Email is ordinarily sent if a dump does not complete successfully, going to ops-dumps@wikimedia.org which is an alias. If you want to follow and fix failures, add yourself to that alias.

Logs are kept of each run. From any snapshot host, you can find the logs in the directory (/mnt/data/xmldatadumps/private/<wikiname>/<date>/dumplog.txt). From these you may glean more reasons for the failure.

TBD: Logs that capture the rest will be available at /var/log/dumps/somethingorother and may also contain clues.

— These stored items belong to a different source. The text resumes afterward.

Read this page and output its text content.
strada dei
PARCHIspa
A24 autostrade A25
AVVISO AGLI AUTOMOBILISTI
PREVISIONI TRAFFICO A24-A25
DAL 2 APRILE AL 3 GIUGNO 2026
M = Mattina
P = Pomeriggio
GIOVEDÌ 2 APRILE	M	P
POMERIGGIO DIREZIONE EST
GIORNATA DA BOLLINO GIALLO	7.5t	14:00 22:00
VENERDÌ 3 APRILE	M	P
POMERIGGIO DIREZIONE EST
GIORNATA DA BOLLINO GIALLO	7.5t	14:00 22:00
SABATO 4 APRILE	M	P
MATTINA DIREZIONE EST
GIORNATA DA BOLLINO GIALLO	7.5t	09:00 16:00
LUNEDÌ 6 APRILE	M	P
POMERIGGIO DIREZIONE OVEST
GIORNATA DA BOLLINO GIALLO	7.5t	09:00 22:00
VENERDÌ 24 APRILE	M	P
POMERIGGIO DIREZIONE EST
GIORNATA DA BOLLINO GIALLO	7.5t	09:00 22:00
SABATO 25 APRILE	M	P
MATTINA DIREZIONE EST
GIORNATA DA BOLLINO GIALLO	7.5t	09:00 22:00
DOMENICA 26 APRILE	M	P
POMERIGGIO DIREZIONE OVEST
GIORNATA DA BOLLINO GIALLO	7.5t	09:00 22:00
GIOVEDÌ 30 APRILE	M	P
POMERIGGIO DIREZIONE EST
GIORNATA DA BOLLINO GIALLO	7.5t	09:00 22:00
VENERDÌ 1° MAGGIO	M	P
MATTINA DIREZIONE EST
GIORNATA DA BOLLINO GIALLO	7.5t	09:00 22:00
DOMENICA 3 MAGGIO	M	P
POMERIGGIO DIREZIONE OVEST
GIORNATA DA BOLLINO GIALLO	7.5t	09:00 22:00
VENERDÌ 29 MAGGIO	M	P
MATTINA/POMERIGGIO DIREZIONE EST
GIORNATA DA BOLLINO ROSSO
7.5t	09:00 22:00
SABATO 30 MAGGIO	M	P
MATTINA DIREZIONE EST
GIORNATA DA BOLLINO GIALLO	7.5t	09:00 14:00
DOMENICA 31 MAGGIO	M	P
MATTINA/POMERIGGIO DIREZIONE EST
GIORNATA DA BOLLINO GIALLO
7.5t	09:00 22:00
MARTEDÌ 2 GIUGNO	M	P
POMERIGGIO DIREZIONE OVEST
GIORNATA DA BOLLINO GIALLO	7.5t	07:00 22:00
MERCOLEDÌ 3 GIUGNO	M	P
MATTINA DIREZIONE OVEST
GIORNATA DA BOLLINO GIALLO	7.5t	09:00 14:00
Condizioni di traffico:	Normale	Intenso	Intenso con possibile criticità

When one or more steps of a dump fail, the index.html file for that dump includes a notation of the failure and sometimes more information about it. Note that one step of a dump failing does not prevent other steps from running unless they depend on the data from that failed step as input.

Monitoring is broken

If the monitor does not appear to be running (the index.html file showing the dumps status is never updated), check which host should have it running (see the hiera host entries for the snapshots and look for the one with monitor: true). This is a service that should be restarted with systemd or upstart, depending on the os version, so you'll want to see what change broke it.

Rerunning dumps

You really really don't want to do this. These jobs run out of cron. All by themselves. Trust me. Once the underlying problem (bad MW code, unhappy db server, out of space, etc) is fixed, it will get taken care of.

Okay, you don't trust me, or something's really broken. See Dumps/Rerunning a job if you absolutely have to rerun a wiki/job.